Khalid Javeria, Temedie-Asogwa Tarilate, Zakeri Marjan, Sansgiry Sujit S
Department of Pharmaceutical Health Outcomes and Policy, College of Pharmacy, University of Houston, Houston, TX 77204, USA.
Boehringer Ingelheim, Ridgefield, CT 06877, USA.
Pharmacy (Basel). 2025 Jul 29;13(4):103. doi: 10.3390/pharmacy13040103.
Adverse drug reactions (ADRs) significantly affect patient safety and healthcare spending worldwide. Hospital pharmacists are uniquely positioned to address ADRs due to their crucial role in medication management. However, underreporting remains a global concern, especially in developing countries, where pharmacovigilance systems are inadequately developed. Therefore, this pilot study aimed to evaluate and compare the knowledge, attitudes, perceived barriers, and facilitators regarding ADR reporting by hospital pharmacists in a developed (US) and a developing (Pakistan) country. A cross-sectional survey was conducted, using a pre-validated questionnaire. The pharmacists, possessing a minimum of one year's hospital experience, were selected via convenience sampling. Out of 151 respondents, included in the final analysis (US: = 51; Pakistan: = 100), the majority were female (62.3%), aged 29-35 years (38%), and possessed a Pharm. D degree (49.7%). The knowledge (US: 6.03 ± 0.27 vs. Pakistan:5.69 ± 0.25, -value = 0.193) and attitude scores (US: 32.02 ± 0.73 vs. Pakistan: 32.63 ± 0.67; -value = 0.379) exhibited no significant differences between the groups. Nonetheless, barriers at both the individual and systemic levels were more pronounced in the developing country. Important facilitators reported were mobile applications for ADR reporting, specialized training, and intuitive reporting tools.
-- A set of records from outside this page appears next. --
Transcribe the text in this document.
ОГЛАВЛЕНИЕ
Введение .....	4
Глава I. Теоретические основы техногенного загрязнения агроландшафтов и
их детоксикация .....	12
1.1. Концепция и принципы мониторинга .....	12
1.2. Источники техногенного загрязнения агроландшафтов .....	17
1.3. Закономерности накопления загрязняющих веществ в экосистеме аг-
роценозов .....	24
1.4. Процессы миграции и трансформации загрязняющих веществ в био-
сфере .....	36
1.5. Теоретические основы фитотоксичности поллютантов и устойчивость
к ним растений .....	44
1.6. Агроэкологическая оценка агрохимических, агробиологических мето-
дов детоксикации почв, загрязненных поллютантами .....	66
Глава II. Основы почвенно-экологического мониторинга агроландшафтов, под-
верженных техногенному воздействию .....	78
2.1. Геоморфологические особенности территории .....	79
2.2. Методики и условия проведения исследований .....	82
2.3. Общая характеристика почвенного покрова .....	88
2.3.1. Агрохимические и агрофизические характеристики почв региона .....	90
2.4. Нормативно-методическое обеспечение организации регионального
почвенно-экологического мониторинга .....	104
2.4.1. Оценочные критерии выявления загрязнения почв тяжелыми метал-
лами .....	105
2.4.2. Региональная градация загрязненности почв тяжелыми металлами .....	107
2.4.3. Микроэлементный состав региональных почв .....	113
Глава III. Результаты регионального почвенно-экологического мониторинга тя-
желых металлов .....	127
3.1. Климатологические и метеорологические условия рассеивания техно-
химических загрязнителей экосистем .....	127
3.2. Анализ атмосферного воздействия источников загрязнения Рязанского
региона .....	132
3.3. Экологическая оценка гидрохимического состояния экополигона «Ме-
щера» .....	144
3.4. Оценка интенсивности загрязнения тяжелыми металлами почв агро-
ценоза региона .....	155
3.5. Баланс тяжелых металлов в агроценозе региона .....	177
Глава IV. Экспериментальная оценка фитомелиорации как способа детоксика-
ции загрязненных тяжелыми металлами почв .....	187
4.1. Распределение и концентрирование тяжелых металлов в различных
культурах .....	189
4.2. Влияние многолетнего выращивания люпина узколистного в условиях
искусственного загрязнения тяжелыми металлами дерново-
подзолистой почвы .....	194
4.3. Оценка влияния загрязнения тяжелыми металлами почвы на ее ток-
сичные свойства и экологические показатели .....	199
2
In conclusion, we found that pharmacists in both settings exhibit comparable knowledge and positive attitudes towards ADR reporting, though specific contextual barriers are present. Interventions customized to the local hospital infrastructure are crucial for enhancing ADR reporting, particularly in resource-constrained settings.
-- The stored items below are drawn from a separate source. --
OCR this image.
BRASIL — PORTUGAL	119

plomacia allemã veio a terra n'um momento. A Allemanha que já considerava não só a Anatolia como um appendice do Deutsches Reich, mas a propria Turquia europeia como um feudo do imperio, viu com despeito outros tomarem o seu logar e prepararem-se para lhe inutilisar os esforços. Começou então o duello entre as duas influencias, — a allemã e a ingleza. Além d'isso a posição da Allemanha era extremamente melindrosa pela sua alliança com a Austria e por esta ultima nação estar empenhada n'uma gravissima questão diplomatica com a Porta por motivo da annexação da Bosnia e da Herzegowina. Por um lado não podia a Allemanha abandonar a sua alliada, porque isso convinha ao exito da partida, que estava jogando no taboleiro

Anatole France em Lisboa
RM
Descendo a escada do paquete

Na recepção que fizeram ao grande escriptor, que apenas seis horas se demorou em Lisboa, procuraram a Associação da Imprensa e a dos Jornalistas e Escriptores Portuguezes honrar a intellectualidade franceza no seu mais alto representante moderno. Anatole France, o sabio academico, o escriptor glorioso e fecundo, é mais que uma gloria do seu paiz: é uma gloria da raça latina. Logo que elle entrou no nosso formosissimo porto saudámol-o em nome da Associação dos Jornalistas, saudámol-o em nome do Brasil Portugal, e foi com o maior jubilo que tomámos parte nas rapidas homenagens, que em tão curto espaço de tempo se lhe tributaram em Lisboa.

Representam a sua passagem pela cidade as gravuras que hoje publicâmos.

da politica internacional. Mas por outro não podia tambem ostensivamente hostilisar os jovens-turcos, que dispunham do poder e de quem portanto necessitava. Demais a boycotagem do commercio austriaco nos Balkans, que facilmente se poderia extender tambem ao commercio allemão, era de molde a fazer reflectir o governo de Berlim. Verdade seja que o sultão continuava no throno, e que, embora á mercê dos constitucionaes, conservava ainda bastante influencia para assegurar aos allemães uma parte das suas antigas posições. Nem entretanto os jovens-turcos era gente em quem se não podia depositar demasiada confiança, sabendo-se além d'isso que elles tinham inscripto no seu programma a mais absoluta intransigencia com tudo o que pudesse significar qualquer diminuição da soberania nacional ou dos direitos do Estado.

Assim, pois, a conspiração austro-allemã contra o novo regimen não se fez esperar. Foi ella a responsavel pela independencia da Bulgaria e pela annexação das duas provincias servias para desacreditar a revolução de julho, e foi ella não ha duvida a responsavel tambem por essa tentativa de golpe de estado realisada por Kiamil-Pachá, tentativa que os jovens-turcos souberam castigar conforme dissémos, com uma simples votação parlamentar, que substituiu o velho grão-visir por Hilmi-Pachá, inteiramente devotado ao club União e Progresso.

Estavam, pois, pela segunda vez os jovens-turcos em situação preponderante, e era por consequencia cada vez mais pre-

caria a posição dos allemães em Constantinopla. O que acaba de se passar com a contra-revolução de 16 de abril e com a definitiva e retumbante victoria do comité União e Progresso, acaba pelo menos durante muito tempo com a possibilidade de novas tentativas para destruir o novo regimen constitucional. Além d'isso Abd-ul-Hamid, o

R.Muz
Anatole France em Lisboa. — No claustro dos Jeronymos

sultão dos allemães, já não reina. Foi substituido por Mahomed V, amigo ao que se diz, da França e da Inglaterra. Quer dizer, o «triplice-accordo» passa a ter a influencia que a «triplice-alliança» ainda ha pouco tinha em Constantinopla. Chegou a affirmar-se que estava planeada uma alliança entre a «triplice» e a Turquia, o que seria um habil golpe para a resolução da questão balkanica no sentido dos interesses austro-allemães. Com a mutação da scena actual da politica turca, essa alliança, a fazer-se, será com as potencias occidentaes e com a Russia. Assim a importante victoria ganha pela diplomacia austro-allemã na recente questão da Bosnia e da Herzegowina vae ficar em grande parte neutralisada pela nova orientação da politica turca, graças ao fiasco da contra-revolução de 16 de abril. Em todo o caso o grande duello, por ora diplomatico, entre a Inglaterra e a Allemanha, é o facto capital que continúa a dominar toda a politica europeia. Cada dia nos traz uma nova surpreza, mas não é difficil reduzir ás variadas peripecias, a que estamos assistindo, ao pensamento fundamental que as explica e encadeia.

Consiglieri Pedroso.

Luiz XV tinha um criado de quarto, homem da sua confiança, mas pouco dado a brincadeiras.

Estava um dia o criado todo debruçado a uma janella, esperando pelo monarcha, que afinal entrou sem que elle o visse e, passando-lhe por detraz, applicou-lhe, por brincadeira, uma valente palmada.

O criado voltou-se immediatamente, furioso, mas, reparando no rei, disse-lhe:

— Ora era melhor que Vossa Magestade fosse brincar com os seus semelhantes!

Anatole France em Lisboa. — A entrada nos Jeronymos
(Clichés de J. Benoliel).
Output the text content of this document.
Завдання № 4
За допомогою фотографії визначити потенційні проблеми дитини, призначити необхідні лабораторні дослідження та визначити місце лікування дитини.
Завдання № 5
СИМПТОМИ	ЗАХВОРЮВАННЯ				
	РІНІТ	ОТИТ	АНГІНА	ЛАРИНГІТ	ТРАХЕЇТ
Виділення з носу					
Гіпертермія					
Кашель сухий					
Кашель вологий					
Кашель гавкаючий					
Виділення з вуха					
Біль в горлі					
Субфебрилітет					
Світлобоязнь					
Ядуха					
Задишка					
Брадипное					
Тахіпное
药物不良反应(ADR)在全球范围内对患者安全和医疗支出产生重大影响。医院药剂师在药物管理中发挥着关键作用,在应对药物不良反应方面具有独特地位。然而,漏报仍是一个全球关注的问题,尤其是在发展中国家,其药物警戒系统发展不完善。因此,这项试点研究旨在评估和比较发达国家(美国)和发展中国家(巴基斯坦)医院药剂师在药物不良反应报告方面的知识、态度、感知障碍和促进因素。使用预先验证的问卷进行了横断面调查。通过便利抽样选择了至少有一年医院工作经验的药剂师。在纳入最终分析的151名受访者中(美国:n = 51;巴基斯坦:n = 100),大多数为女性(62.3%),年龄在29 - 35岁之间(38%),拥有药学博士学位(49.7%)。两组之间的知识得分(美国:6.03 ± 0.27 vs. 巴基斯坦:5.69 ± 0.25,p值 = 0.193)和态度得分(美国:32.02 ± 0.73 vs. 巴基斯坦:32.63 ± 0.67;p值 = 0.379)没有显著差异。尽管如此,发展中国家在个人和系统层面的障碍更为明显。报告的重要促进因素包括用于药物不良反应报告的移动应用程序、专业培训和直观的报告工具。总之,我们发现两种环境下的药剂师在药物不良反应报告方面表现出相当的知识水平和积极态度,尽管存在特定的背景障碍。针对当地医院基础设施定制的干预措施对于加强药物不良反应报告至关重要,特别是在资源有限的环境中。